Alejandra Monteoliva está postergando la llegada de Diego Valenzuela al cargo de Migraciones, en medio de un creciente conflicto con Patricia Bullrich, quien fue su antecesora en el ministerio de Seguridad.
Valenzuela dejó su puesto como intendente de Tres de Febrero tras diez años para asumir temporalmente como senador bonaerense, con la intención de encargarse de una nueva Agencia de Seguridad Migratoria, que algunos sectores del gobierno buscan asociar con el ICE de Donald Trump.
El municipio de Tres de Febrero quedó bajo la administración de Rodrigo Aybar, y Valenzuela esperaba integrarse al Ejecutivo lo más pronto posible.
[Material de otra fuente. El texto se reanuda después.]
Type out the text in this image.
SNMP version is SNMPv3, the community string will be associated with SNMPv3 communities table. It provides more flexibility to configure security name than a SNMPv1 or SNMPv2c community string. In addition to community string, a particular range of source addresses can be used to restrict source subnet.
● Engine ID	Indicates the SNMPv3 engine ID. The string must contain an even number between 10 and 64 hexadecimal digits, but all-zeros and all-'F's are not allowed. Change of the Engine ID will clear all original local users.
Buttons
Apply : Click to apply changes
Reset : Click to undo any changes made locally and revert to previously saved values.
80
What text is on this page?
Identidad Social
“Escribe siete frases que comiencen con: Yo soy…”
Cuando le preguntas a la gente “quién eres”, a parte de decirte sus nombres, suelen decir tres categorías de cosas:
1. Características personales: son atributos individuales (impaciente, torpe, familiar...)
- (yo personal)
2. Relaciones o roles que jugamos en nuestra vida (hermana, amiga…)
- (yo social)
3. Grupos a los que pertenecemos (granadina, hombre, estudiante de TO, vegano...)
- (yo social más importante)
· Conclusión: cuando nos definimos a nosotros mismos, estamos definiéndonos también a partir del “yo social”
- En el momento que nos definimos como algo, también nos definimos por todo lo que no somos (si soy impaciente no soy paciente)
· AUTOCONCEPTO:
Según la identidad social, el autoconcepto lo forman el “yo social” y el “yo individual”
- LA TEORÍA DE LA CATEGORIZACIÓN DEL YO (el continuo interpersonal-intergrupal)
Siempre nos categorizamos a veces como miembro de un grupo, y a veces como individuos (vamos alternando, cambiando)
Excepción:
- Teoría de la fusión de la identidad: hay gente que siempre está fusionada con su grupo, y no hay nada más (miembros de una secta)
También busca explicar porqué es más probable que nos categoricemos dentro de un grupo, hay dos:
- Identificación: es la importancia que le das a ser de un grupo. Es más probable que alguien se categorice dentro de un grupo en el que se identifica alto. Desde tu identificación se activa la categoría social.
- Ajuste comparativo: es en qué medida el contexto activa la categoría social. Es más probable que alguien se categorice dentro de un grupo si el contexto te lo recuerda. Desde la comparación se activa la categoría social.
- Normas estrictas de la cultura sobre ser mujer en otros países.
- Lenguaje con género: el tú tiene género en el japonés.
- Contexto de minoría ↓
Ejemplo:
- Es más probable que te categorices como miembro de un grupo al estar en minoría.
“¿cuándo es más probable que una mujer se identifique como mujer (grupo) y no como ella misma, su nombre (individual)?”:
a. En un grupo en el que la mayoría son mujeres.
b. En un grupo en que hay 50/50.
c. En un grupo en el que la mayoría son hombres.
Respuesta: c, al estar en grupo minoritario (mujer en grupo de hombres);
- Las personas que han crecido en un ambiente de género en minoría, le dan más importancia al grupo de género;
El traspaso de Migraciones del Ministerio del Interior a Seguridad, que está bajo la órbita de Bullrich, parecía anticipar una transición rápida.
Esto se daba aún más por el hecho de que Valenzuela es amigo de Javier Milei desde sus años en la Universidad de Belgrano, y su ingreso al gobierno fue discutido previamente con el presidente.
No obstante, el respaldo político para su incorporación al gabinete tiene un costo, ya que Bullrich fue quien lo llevó del PRO a La Libertad Avanza, considerándolo una de sus primeras apuestas fuertes para las elecciones del año pasado.
Sin embargo, Monteoliva no muestra apuro por desprenderse de Sebastián Seoane, el director de Migraciones, quien se ha convertido en un leal colaborador de la nueva ministra.
Desde el gobierno explican que la demora en la designación de Valenzuela se debe a un asunto técnico relacionado con el decreto, y aseguran que están ajustando los últimos detalles, un proceso que curiosamente ya lleva tres meses.
Curiosamente, esta demora se produce en un momento en que Monteoliva ha comenzado a mostrar gestos de autonomía significativos respecto a su predecesora, y como se anticipó, ha acercado su postura a la de Santiago Caputo.
Bullrich, quien no suele perdonar este tipo de maniobras, salió el jueves a criticar la represión de la Policía Federal hacia un camarógrafo de A24, calificándola de "reprochable".